The legacy [systems] were designed for banking. For when you and me were going to apply for our mortgage, so they can charge £10-£15 for an identity check, but if you’re building an online business in the new financial space, you can’t pay £15 every time you want to verify an identity.

We have what we call ‘a 75 percent’ check – that bit at the start where we weed out most of the nonsense, so on the front end you get rid of all those [unecessary checks] then down the road, if you want to, you can pay for one of the heavier level checks

While the in-store system is the newest part of Trustev’s business, it’s not the main part – that’s largely providing authentication services for online retailers and other businesses. For this it uses a system of continual checks across a website as the customer is using it, but it’s designed to be as unobtrusive as possible.

At the moment, everybody works on the principle of ‘you’re a bad guy, you have to prove to us that we should trust you with our product and services’, so you have to give them all your information. We want to reverse that, we want to assume that you’re a good guy until we find something wrong.
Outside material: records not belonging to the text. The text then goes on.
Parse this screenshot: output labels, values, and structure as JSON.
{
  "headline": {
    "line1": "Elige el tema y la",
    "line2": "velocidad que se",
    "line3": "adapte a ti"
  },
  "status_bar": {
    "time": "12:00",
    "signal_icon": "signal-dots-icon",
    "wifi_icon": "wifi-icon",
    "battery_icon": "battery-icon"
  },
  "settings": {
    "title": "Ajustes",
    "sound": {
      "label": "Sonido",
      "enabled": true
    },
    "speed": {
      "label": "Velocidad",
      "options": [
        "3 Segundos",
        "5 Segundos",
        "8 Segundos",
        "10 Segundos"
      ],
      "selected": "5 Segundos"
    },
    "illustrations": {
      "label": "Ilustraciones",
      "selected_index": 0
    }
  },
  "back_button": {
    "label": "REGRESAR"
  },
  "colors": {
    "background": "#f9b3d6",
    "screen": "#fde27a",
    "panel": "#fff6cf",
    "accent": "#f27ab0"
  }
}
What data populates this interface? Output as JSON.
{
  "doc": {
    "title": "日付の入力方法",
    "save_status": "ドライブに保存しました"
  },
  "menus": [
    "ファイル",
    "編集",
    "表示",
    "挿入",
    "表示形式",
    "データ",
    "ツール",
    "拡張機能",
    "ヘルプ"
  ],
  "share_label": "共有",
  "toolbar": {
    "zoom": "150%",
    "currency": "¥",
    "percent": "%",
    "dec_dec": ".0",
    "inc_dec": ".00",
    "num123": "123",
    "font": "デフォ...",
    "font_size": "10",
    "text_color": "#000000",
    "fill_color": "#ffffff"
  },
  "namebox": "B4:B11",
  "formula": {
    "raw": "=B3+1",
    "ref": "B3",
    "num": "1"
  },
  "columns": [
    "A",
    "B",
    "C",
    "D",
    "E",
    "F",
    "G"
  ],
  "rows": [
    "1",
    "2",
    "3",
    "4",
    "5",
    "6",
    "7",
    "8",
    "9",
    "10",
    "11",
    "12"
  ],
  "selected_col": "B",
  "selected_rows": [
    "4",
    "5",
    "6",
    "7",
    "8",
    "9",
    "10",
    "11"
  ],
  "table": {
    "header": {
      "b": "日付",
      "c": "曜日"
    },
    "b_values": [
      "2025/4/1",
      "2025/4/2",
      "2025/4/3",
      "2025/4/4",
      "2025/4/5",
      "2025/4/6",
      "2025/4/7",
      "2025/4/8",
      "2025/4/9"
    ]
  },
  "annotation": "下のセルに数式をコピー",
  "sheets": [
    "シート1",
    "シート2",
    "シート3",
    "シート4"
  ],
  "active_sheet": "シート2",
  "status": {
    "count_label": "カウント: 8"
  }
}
Cahalane went on to explain that the system has smarts too. For example, it might recognize that you’re visiting a site using a masked IP address or through a proxy, but it also has the ability to understand that you might only be doing that because you want to access US Netflix content, rather than for more nefarious purposes.

That alone is not an indication of being a criminal mastermind… Our algorithms re-weight themselves based on the amount of data they get. If they’re getting piles and piles of data, they’ll re-weight themselves in real-time to give the most accurate number [confidence score] that they can.

We want to show people that their digital identities can be used to make their life a bit easier.

You might never see or know it, but if you buy luxury goods or big-ticket tech items online, or live in the UK and are going to be upgrading your phone in the near future, you could be using Trustev’s social fingerprinting to make sure you are who you say you are.